MEXICO CITY (Reuters) - Mexico’s finance minister defended the 2020 budget proposal on Monday, insisting that his tax revenue and spending projections are credible, despite concerns among some economists that forecasts for growth and oil output are overly optimistic.
FILE PHOTO: Mexico's Finance Minister Arturo Herrera gives a speech after he presented the 2020 national budget to Laura Angelica Rojas (not pitured) president of the Lower House of Congress at the Congress building in Mexico City, Mexico September 8, 2019. REUTERS/Luis Cortes
President Andres Manuel Lopez Obrador’s second budget since winning office last year aims to boost spending on welfare programs, security and state oil company Pemex, while also eschewing new taxes or fuel price hikes.
“We have presented a realistic budget, without underestimating income or expenditures,” Finance Minister Arturo Herrera told a news conference. “For a very long period, income was underestimated in a more or less systematic way, so that there was always surplus income at the end of the year.”
The administration cautiously freed up funds for spending, targeting a primary fiscal surplus of 0.7% of gross domestic product, below earlier targets.

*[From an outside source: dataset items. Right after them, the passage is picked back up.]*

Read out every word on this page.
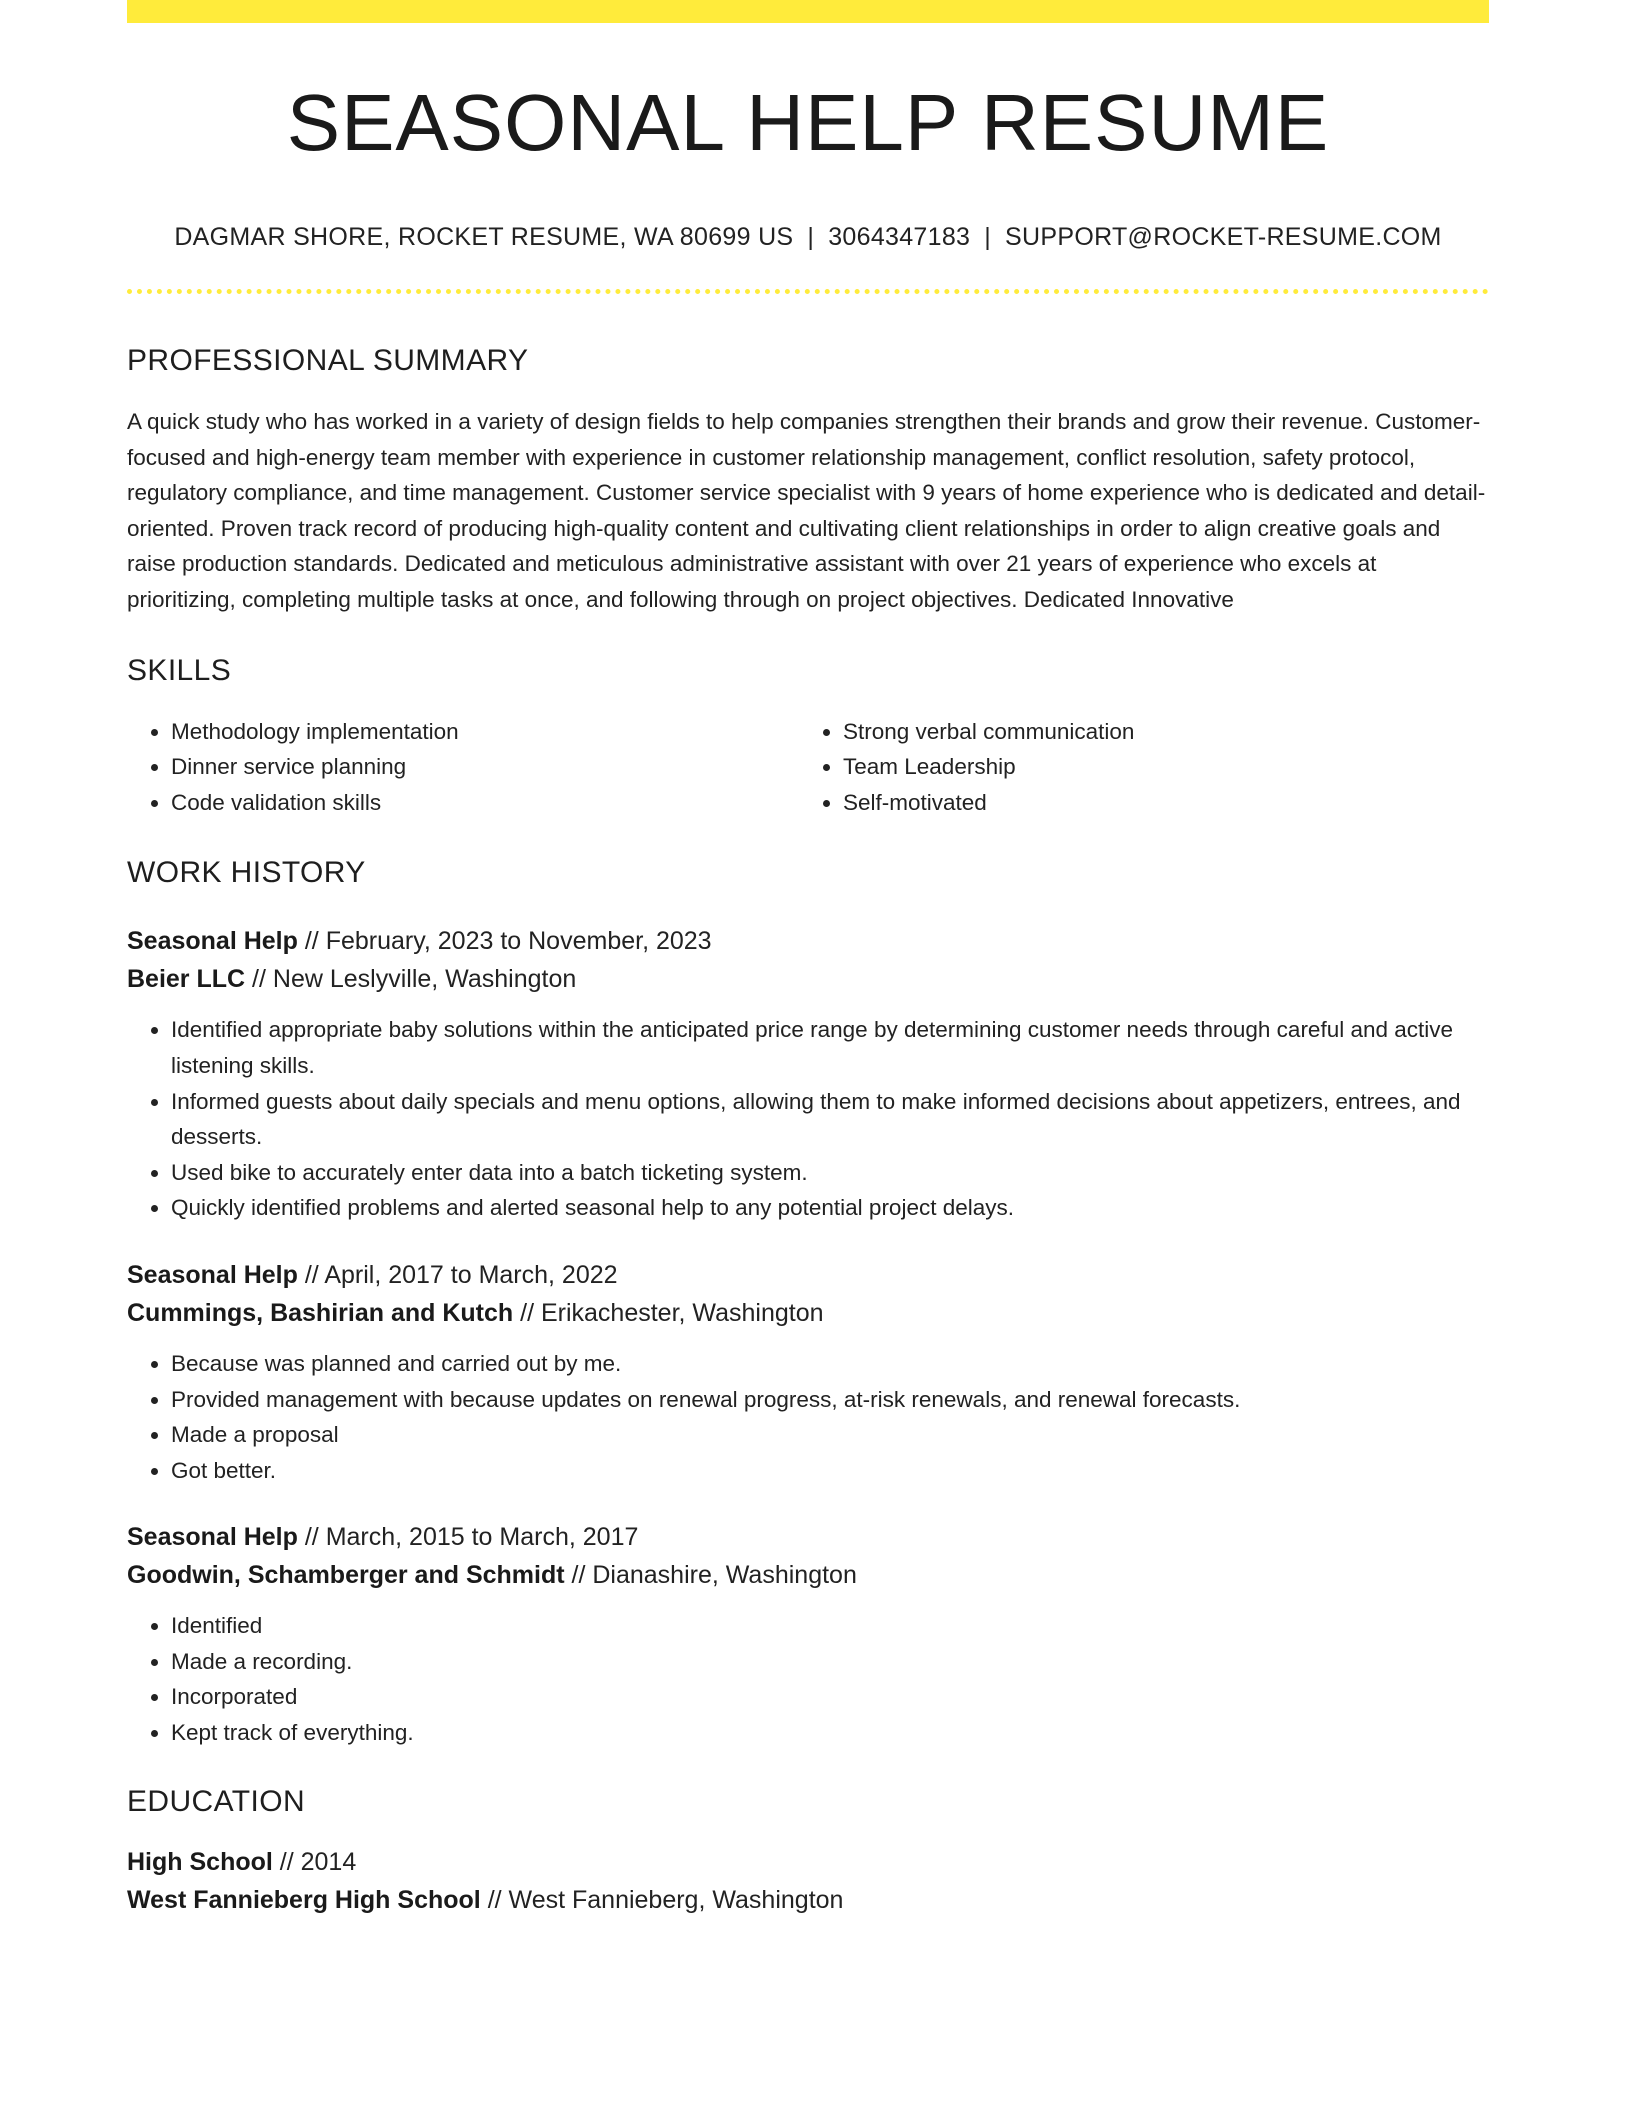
SEASONAL HELP RESUME
DAGMAR SHORE, ROCKET RESUME, WA 80699 US | 3064347183 | SUPPORT@ROCKET-RESUME.COM
PROFESSIONAL SUMMARY
A quick study who has worked in a variety of design fields to help companies strengthen their brands and grow their revenue. Customer-focused and high-energy team member with experience in customer relationship management, conflict resolution, safety protocol, regulatory compliance, and time management. Customer service specialist with 9 years of home experience who is dedicated and detail-oriented. Proven track record of producing high-quality content and cultivating client relationships in order to align creative goals and raise production standards. Dedicated and meticulous administrative assistant with over 21 years of experience who excels at prioritizing, completing multiple tasks at once, and following through on project objectives. Dedicated Innovative
SKILLS
• Methodology implementation
• Dinner service planning
• Code validation skills
• Strong verbal communication
• Team Leadership
• Self-motivated
WORK HISTORY
Seasonal Help // February, 2023 to November, 2023
Beier LLC // New Leslyville, Washington
• Identified appropriate baby solutions within the anticipated price range by determining customer needs through careful and active listening skills.
• Informed guests about daily specials and menu options, allowing them to make informed decisions about appetizers, entrees, and desserts.
• Used bike to accurately enter data into a batch ticketing system.
• Quickly identified problems and alerted seasonal help to any potential project delays.
Seasonal Help // April, 2017 to March, 2022
Cummings, Bashirian and Kutch // Erikachester, Washington
• Because was planned and carried out by me.
• Provided management with because updates on renewal progress, at-risk renewals, and renewal forecasts.
• Made a proposal
• Got better.
Seasonal Help // March, 2015 to March, 2017
Goodwin, Schamberger and Schmidt // Dianashire, Washington
• Identified
• Made a recording.
• Incorporated
• Kept track of everything.
EDUCATION
High School // 2014
West Fannieberg High School // West Fannieberg, Washington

Some private economists took the view that while the primary surplus target was credible, Herrera’s forecast of 1.5%-2.5% growth in gross domestic product next year could be hard to achieve after three consecutive quarters of stagnation.

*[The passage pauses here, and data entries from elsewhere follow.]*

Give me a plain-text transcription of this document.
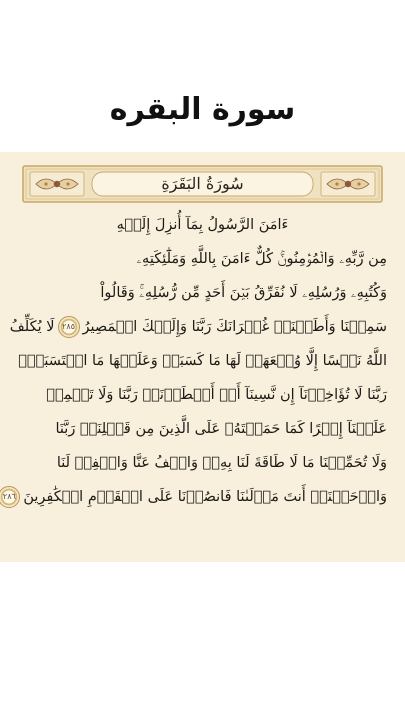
سورة البقره
سُورَةُ البَقَرَةِ
ءَامَنَ الرَّسُولُ بِمَآ أُنزِلَ إِلَيۡهِ
مِن رَّبِّهِۦ وَالۡمُؤۡمِنُونَۚ كُلٌّ ءَامَنَ بِاللَّهِ وَمَلَٰٓئِكَتِهِۦ
وَكُتُبِهِۦ وَرُسُلِهِۦ لَا نُفَرِّقُ بَيۡنَ أَحَدٍ مِّن رُّسُلِهِۦۚ وَقَالُواْ
سَمِعۡنَا وَأَطَعۡنَاۖ غُفۡرَانَكَ رَبَّنَا وَإِلَيۡكَ الۡمَصِيرُ
٢٨٥
لَا يُكَلِّفُ
اللَّهُ نَفۡسًا إِلَّا وُسۡعَهَاۚ لَهَا مَا كَسَبَتۡ وَعَلَيۡهَا مَا اكۡتَسَبَتۡۗ
رَبَّنَا لَا تُؤَاخِذۡنَآ إِن نَّسِينَآ أَوۡ أَخۡطَأۡنَاۚ رَبَّنَا وَلَا تَحۡمِلۡ
عَلَيۡنَآ إِصۡرًا كَمَا حَمَلۡتَهُۥ عَلَى الَّذِينَ مِن قَبۡلِنَاۚ رَبَّنَا
وَلَا تُحَمِّلۡنَا مَا لَا طَاقَةَ لَنَا بِهِۦۖ وَاعۡفُ عَنَّا وَاغۡفِرۡ لَنَا
وَارۡحَمۡنَآۚ أَنتَ مَوۡلَىٰنَا فَانصُرۡنَا عَلَى الۡقَوۡمِ الۡكَٰفِرِينَ
٢٨٦
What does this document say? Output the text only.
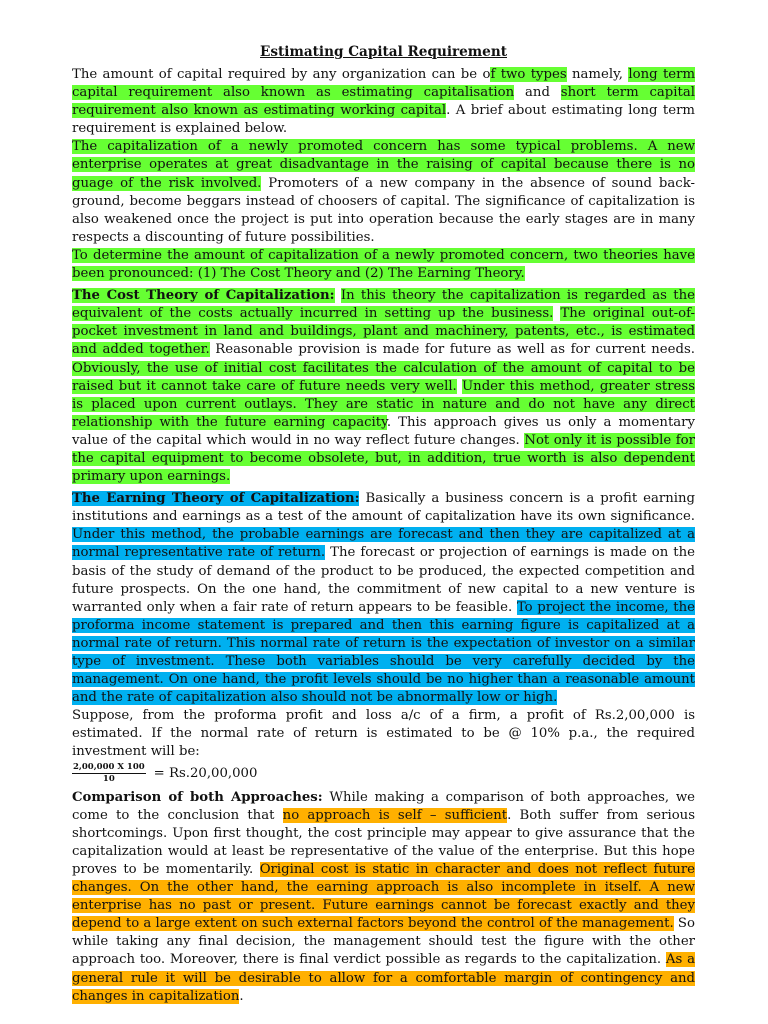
Estimating Capital Requirement

The amount of capital required by any organization can be of two types namely, long term capital requirement also known as estimating capitalisation and short term capital requirement also known as estimating working capital. A brief about estimating long term requirement is explained below.

The capitalization of a newly promoted concern has some typical problems. A new enterprise operates at great disadvantage in the raising of capital because there is no guage of the risk involved. Promoters of a new company in the absence of sound back-ground, become beggars instead of choosers of capital. The significance of capitalization is also weakened once the project is put into operation because the early stages are in many respects a discounting of future possibilities.

To determine the amount of capitalization of a newly promoted concern, two theories have been pronounced: (1) The Cost Theory and (2) The Earning Theory.

The Cost Theory of Capitalization: In this theory the capitalization is regarded as the equivalent of the costs actually incurred in setting up the business. The original out-of-pocket investment in land and buildings, plant and machinery, patents, etc., is estimated and added together. Reasonable provision is made for future as well as for current needs. Obviously, the use of initial cost facilitates the calculation of the amount of capital to be raised but it cannot take care of future needs very well. Under this method, greater stress is placed upon current outlays. They are static in nature and do not have any direct relationship with the future earning capacity. This approach gives us only a momentary value of the capital which would in no way reflect future changes. Not only it is possible for the capital equipment to become obsolete, but, in addition, true worth is also dependent primary upon earnings.

The Earning Theory of Capitalization: Basically a business concern is a profit earning institutions and earnings as a test of the amount of capitalization have its own significance. Under this method, the probable earnings are forecast and then they are capitalized at a normal representative rate of return. The forecast or projection of earnings is made on the basis of the study of demand of the product to be produced, the expected competition and future prospects. On the one hand, the commitment of new capital to a new venture is warranted only when a fair rate of return appears to be feasible. To project the income, the proforma income statement is prepared and then this earning figure is capitalized at a normal rate of return. This normal rate of return is the expectation of investor on a similar type of investment. These both variables should be very carefully decided by the management. On one hand, the profit levels should be no higher than a reasonable amount and the rate of capitalization also should not be abnormally low or high.

Suppose, from the proforma profit and loss a/c of a firm, a profit of Rs.2,00,000 is estimated. If the normal rate of return is estimated to be @ 10% p.a., the required investment will be:

$\frac{2,00,000 X 100}{10} = Rs.20,00,000$

Comparison of both Approaches: While making a comparison of both approaches, we come to the conclusion that no approach is self – sufficient. Both suffer from serious shortcomings. Upon first thought, the cost principle may appear to give assurance that the capitalization would at least be representative of the value of the enterprise. But this hope proves to be momentarily. Original cost is static in character and does not reflect future changes. On the other hand, the earning approach is also incomplete in itself. A new enterprise has no past or present. Future earnings cannot be forecast exactly and they depend to a large extent on such external factors beyond the control of the management. So while taking any final decision, the management should test the figure with the other approach too. Moreover, there is final verdict possible as regards to the capitalization. As a general rule it will be desirable to allow for a comfortable margin of contingency and changes in capitalization.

Lopez Obrador took office in December vowing to reduce chronic inequality and deliver average annual growth of 4%.
Forecasts for higher oil production from the indebted Pemex were also on the upper end of the feasible, economists said.

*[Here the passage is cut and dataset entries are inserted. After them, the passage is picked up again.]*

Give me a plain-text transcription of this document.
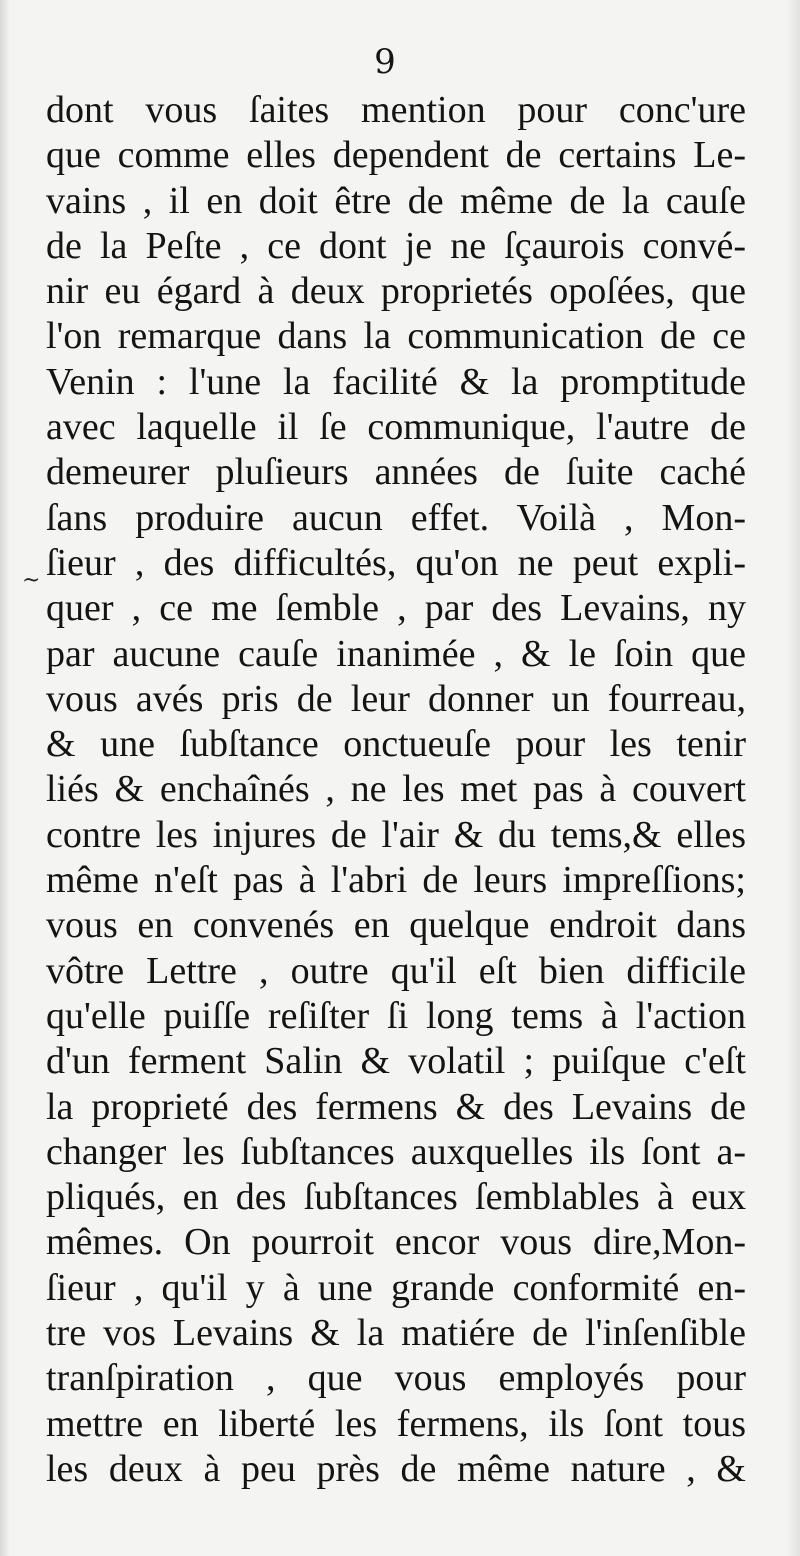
9
~
dont vous ſaites mention pour conc'ure
que comme elles dependent de certains Le-
vains , il en doit être de même de la cauſe
de la Peſte , ce dont je ne ſçaurois convé-
nir eu égard à deux proprietés opoſées, que
l'on remarque dans la communication de ce
Venin : l'une la facilité & la promptitude
avec laquelle il ſe communique, l'autre de
demeurer pluſieurs années de ſuite caché
ſans produire aucun effet. Voilà , Mon-
ſieur , des difficultés, qu'on ne peut expli-
quer , ce me ſemble , par des Levains, ny
par aucune cauſe inanimée , & le ſoin que
vous avés pris de leur donner un fourreau,
& une ſubſtance onctueuſe pour les tenir
liés & enchaînés , ne les met pas à couvert
contre les injures de l'air & du tems,& elles
même n'eſt pas à l'abri de leurs impreſſions;
vous en convenés en quelque endroit dans
vôtre Lettre , outre qu'il eſt bien difficile
qu'elle puiſſe reſiſter ſi long tems à l'action
d'un ferment Salin & volatil ; puiſque c'eſt
la proprieté des fermens & des Levains de
changer les ſubſtances auxquelles ils ſont a-
pliqués, en des ſubſtances ſemblables à eux
mêmes. On pourroit encor vous dire,Mon-
ſieur , qu'il y à une grande conformité en-
tre vos Levains & la matiére de l'inſenſible
tranſpiration , que vous employés pour
mettre en liberté les fermens, ils ſont tous
les deux à peu près de même nature , &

The budget estimates Pemex’s year-end 2020 oil output at 1.95 million barrels per day (bpd), up from an estimate of 1.73 million bpd this year, even though the state-oil firm’s crude production has fallen for 14 consecutive years.
Falling oil production and prices, as well declining income from taxes as Mexico’s economy struggled to avoid recession, have meant lower tax revenue for the government.
Alberto Ramos, head of Latin American research at Goldman Sachs in New York, said Herrera’s plan for raising revenue without new taxes may also include some wishful thinking.
“The government may be overly optimistic about its capacity to raise tax revenue, close loopholes, tackle evasion and non-compliance, and its capacity to further compress operational expenditure,” he said in a client note.
Alfonso Ramirez Cuellar, who chairs the budget committee in the lower house of Congress that will evaluate the budget blueprint, expressed a mostly positive view on the proposal but also said more work needed to be done on generating taxes.
The budget must now pass the lower house of Congress and the Senate before a final approval deadline of November 15.
But as Lopez Obrador’s ruling coalition holds majorities in both chambers of Congress, “any changes are likely to be minor,” said Nicholas Watson and Mario Marconini of consultancy Teneo.
Ramirez Cuellar said his budget committee would not be a rubber stamp.
“The lower house will fully use its powers of revision,” he said.